According to NASA, Orbital`s Cygnus cargo spacecraft will lift off from the Mid-Atlantic Regional Spaceport`s Launch Pad 0A at NASA`s Wallops Flight Facility in Virginia on Friday, July 11 at 1:40 p.m. EDT.
The Cygnus spacecraft will be filled with more than 3,000 pounds of cargo and supplies for the space station, including science experiments to expand the research capability of the Expedition 40 crew members aboard the orbiting laboratory, crew provisions, spare parts and experiment hardware.
The spacecraft will take about four days to reach the space station if launched as per schedule, where it will stay for 40 days while astronauts unload cargo and then reload the craft with items for disposal.
Orbital-2 will also carry nanosatellites that are designed to take images of Earth, developed by Planet Labs of San Francisco and a satellite-related investigation called TechEdSat-4 built by NASA`s Ames Research Center in California, which aims to develop technology that will eventually enable small samples to be returned to Earth from the space station.

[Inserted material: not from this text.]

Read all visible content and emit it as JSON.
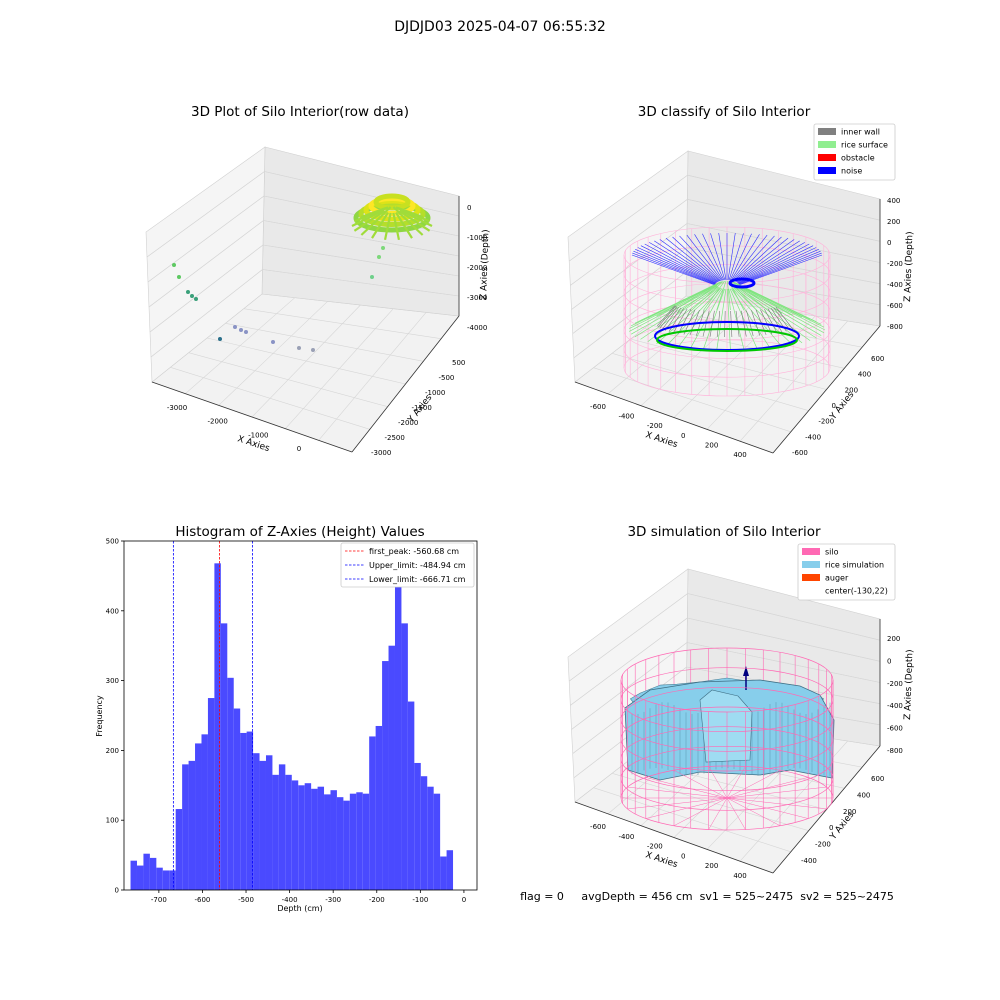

In addition, a host of student experiments are being flown in association with the Student Spaceflight Experiment Program, an initiative of the National Center for Earth and Space Science Education and NanoRacks.
Orbital`s second cargo supply mission to the space station was postponed twice after a rocket engine scheduled to fly an ISS flight next year failed during testing at Stennis Space Center in May.
NASA TV will provide live coverage of the installation of Cygnus onto Harmony starting at 9:30 a.m.